I originally posted this on February 26th. I am re-posting it to include a note from the United Methodist News Service (UMNS) – see “Pew study raises questions for Methodist leaders”. I would think that the questions in the article are for all Methodists, not just the leaders. The other thing that I think we need to be concerned with is a focus which builds the church but not the faith.
If you have not already do so, please read or glance through the recent Pew Forum on Religion and Life survey (“U. S. Religious Landscape”). Let us start by noting that most of the people indicated that they had some sort of belief system (not necessarily Christian). Just a bit of 89% of the respondents indicated that they were affiliated with some sort of religion. In itself, that’s good.
But it is the breakdown of the numbers that is really interesting. First, the survey data indicates that only 51.3% of the respondents indicated that they were Protestant. Second, 28% of the respondents indicated that they had left the faith in which they were raised.
Point to consider – what does that little tidbit tell us about the nature of our church? I have been of the thought that many traditional or mainline religions always felt that the children of the church, those who attended Sunday school, were the future. This piece of information confirms that notion is not a good idea.
They also noted in the survey that 44% of the respondents had changed affiliations, either joining another denomination or leaving the church entirely. 16% of the respondents (and 1 in 4 of those between 18 and 29) indicated that they were no longer affiliated with any church. This reflects the Barna study that I mentioned in “The Lost Generation” last October.
I have also pointed out that the policies of some of our churches are driving away our youth (see “We Are Eating Our Seed Corn”).
Point to consider – I think it is okay that people change church from the one they grow up in to another one. That is the nature of growing up and finding yourself (I wasn’t interviewed but I would have been included in the group that had changed denominations). What we have to think about is why are some many young people leaving the church altogether?
This brings me to the other point. The survey broke down Protestant into Evangelical, Mainline, and Historically Black churches. They do, in the first chapter of the report, give a more detailed breakdown of each of these groups. But I struggle with how they defined evangelical and mainline traditions. The report reads,
churches within the evangelical Protestant tradition share certain religious beliefs (such as the conviction that personal acceptance of Jesus Christ is the only way to salvation), practices (such as an emphasis on bringing other people to the faith) and origins (including separatist movements against established religious institutions). In contrast, churches in the mainline Protestant tradition share other doctrines (such as a less exclusionary view of salvation), practices (such as a strong emphasis on social reform) and origins (such as long-established religious institutions). Meanwhile, churches in the historically black Protestant tradition have been uniquely shaped by the experiences of slavery and segregation, which put their religious beliefs and practices in a special context.
It is interesting that Methodism was classified as mainline but we were once an evangelical church. I wonder what happened?
Finally, the report does not indicate the nature of the churches. Since the survey was on who we are more than what we do, I would not expect such a discussion. But when there is a shift from one denomination to another, why did the people shift? What type of church were they involved in before the shift and what type of church are they involved in after the shift? When the people left the church altogether, why did they leave?

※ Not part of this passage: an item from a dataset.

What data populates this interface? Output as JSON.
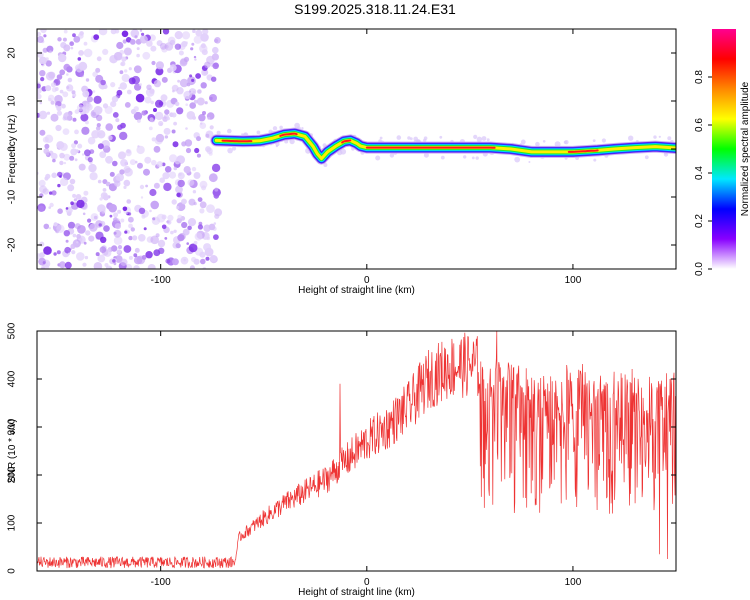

Those are the questions that we need to concern ourselves with. Too many churches are bottom-lined driven, and I included churches who are growing as well as those who are losing members. They are all concerned with bringing people into the church. How are they doing this?
In a national news report on this survey, people at one of the growing churches were interviewed. A glance into the congregation showed “theater-type” seats. Photos taken during a worship service showed a video screen with the words for the song on it with a “rock and roll” style band playing the music on what one would presume is the altar. Now, I have no problem with modern music and it is probably cheaper to put the music on a video screen rather than buy hymnals or print pages for the worshippers to read from. But these same pictures did not show a cross. The center of our worship, or at least I thought the center of our worship, is the cross. We are in Lent right now (and I think that is one reason why the survey was released); we are working towards Easter and the meaning of the empty tomb and the Cross. Why is not part of the worship service? What message can be given?
And finally,78% of the respondents said that they were Christian. But yet we still have poverty and homelessness in this country. Racism, sexism, and other forms of discrimination seem to be on the rise. Our response to problems is often made out of fear. We may say that we are a Christian country (that’s what the survey says!) but are we?
The survey was informative but like so many things, in answering one question, other questions are asked. And those new questions are the ones we need to find the answers to.